19 juin 2019 à 12 12 27 06276

Après le tollé suscité par son discours favorable au projet de nouvelle constitution, le maire de la commune rurale de Diecké fait un revirement. Il assure qu’il reste de l’UFR et qu’il est en phase avec la position de cette formation politique, farouchement opposée à un changement de constitution, a appris Guineematin.com, à travers son correspondant basé à N’zérékoré.

« La commune rurale de Diecké soutient avec force l’idée de révision de la constitution.

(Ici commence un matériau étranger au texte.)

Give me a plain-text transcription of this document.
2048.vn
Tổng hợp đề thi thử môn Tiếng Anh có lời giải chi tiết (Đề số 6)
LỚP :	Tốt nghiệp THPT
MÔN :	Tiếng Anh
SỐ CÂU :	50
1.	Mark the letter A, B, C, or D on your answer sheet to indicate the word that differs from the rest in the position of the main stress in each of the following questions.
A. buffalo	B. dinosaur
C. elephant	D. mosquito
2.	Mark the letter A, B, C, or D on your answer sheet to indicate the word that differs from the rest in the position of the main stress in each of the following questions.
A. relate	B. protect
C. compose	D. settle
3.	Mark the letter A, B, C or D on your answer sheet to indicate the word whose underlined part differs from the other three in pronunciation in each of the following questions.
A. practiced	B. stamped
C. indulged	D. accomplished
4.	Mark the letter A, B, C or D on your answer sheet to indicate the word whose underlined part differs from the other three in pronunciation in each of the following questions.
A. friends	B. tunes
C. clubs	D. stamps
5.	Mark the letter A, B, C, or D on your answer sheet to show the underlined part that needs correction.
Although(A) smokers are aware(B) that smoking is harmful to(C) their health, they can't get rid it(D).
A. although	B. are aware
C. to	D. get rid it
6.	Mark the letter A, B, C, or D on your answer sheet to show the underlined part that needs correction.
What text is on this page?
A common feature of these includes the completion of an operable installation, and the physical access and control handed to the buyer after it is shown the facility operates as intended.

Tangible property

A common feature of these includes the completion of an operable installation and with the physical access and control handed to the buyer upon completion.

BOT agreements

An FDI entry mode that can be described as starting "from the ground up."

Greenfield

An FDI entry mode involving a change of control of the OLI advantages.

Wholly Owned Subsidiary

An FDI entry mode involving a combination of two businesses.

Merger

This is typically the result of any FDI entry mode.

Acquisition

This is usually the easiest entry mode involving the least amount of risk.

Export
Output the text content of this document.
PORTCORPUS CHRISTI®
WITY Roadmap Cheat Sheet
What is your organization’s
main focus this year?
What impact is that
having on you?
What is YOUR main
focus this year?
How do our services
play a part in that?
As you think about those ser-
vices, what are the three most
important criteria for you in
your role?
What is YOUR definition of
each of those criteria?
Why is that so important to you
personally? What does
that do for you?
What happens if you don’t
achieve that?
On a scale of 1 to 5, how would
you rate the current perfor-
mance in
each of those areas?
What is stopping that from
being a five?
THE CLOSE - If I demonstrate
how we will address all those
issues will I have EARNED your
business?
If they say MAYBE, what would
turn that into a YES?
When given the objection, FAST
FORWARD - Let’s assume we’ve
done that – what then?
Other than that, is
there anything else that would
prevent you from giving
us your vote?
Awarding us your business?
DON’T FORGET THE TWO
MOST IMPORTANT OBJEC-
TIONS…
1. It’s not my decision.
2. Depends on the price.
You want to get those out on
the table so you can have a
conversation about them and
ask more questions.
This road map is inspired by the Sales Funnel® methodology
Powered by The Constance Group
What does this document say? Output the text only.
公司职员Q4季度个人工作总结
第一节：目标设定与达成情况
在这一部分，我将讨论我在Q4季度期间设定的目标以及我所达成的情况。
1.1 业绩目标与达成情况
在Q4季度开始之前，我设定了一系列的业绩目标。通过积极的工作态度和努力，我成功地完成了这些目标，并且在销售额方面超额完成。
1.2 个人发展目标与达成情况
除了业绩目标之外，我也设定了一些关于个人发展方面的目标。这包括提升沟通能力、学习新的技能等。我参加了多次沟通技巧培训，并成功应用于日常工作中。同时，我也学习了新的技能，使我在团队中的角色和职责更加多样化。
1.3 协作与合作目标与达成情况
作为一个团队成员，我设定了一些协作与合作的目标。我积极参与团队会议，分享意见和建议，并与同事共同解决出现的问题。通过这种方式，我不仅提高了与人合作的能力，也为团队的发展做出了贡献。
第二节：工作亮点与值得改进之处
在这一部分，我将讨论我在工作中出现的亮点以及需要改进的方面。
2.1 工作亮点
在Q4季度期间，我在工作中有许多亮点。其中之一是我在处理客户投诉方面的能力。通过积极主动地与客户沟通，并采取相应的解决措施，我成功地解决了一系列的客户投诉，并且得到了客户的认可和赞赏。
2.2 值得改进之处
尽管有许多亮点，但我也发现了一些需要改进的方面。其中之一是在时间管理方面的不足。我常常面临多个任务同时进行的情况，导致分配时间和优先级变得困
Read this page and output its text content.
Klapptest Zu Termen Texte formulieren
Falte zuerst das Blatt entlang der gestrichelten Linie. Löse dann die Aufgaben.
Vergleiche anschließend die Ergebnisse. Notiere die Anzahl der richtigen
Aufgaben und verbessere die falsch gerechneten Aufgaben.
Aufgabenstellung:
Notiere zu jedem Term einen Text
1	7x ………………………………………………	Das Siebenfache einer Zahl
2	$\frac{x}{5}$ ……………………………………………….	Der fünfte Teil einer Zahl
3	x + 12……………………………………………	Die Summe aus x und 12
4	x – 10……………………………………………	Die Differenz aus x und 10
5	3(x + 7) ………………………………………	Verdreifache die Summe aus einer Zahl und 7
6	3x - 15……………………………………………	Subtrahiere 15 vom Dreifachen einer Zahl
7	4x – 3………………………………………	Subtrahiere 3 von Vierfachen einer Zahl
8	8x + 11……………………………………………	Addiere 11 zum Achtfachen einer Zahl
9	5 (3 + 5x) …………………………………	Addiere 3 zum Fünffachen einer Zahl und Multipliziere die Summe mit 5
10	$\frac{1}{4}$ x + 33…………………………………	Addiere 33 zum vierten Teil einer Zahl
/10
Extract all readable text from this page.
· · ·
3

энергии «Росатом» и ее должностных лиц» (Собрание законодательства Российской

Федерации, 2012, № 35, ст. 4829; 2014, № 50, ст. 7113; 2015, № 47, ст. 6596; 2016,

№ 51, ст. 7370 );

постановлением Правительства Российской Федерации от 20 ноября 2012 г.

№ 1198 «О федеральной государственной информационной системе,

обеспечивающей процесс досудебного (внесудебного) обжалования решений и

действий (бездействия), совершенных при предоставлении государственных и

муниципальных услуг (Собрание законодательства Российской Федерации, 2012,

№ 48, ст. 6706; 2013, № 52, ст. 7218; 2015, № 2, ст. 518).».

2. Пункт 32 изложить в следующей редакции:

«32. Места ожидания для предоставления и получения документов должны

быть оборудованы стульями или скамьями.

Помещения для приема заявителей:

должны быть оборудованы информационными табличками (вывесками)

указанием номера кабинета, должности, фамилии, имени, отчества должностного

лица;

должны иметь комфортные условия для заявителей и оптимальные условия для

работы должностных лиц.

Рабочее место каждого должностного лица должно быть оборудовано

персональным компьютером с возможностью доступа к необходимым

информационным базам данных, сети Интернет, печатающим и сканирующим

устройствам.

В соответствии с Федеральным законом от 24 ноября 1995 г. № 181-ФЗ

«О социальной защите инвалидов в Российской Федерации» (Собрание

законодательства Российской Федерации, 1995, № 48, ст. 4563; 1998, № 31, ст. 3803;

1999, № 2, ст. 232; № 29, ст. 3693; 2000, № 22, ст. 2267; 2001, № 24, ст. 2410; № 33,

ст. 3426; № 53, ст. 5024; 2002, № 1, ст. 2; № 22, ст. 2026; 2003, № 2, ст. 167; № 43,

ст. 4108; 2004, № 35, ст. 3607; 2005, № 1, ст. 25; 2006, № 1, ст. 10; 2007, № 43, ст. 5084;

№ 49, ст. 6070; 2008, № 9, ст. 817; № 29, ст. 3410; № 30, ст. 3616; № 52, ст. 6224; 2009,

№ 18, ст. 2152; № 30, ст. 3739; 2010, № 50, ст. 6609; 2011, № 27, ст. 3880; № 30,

Elle invite toute sa population à adhérer à cette réforme constitutionnelle », avait déclaré Nyan Kéemo Bonamy, le maire de cette localité. C’était à l’occasion du lancement officiel des travaux de construction d’un bloc administratif dans la commune rurale, le lundi, 17 juin dernier.

Cette déclaration de l’élu de l’UFR allait à l’encontre de la position de son parti, qui est farouchement opposé au projet de nouvelle constitution, dont l’objectif voilé serait de permettre au président Alpha Condé de briguer un troisième mandat. Et évidemment, elle a suscité un grand bruit notamment sur les réseaux sociaux.

Ce qui a amené le maire de Diecké à aller s’expliquer devant le coordinateur régional de l’UFR à N’zérékoré et quelques responsables locaux de la formation politique. Le colonel à la retraire a assuré qu’il reste fidèle et qu’il est en phase en phase avec son parti. « Je suis venu au parti UFR par conviction et non pour un intérêt. Je reste et resterai UFR jusqu’à mon dernier souffle », a-t-il déclaré.

Même si les explications de Nyan Kémo Bonamy ne sont pas assez convaincantes, ses collaborateurs de l’UFR semblent être rassurés. C’est en tout cas ce qu’a laissé croire Cécé Loua, le coordinateur régional du parti à N’zérékoré. « Il y a des hommes qu’on ne peut pas détourner de l’UFR, le maire de Diecké en est un. Après la lecture du discours de bienvenue lors du lancement des travaux financés par l’ANAFIC dans sa commune où il déclarait soutenir le projet de nouvelle constitution, il vient de clarifier sa position, celle de rester toujours dans l’esprit du président Sidya Touré. Donc, plus de peur que de mal », a dit l’opposant.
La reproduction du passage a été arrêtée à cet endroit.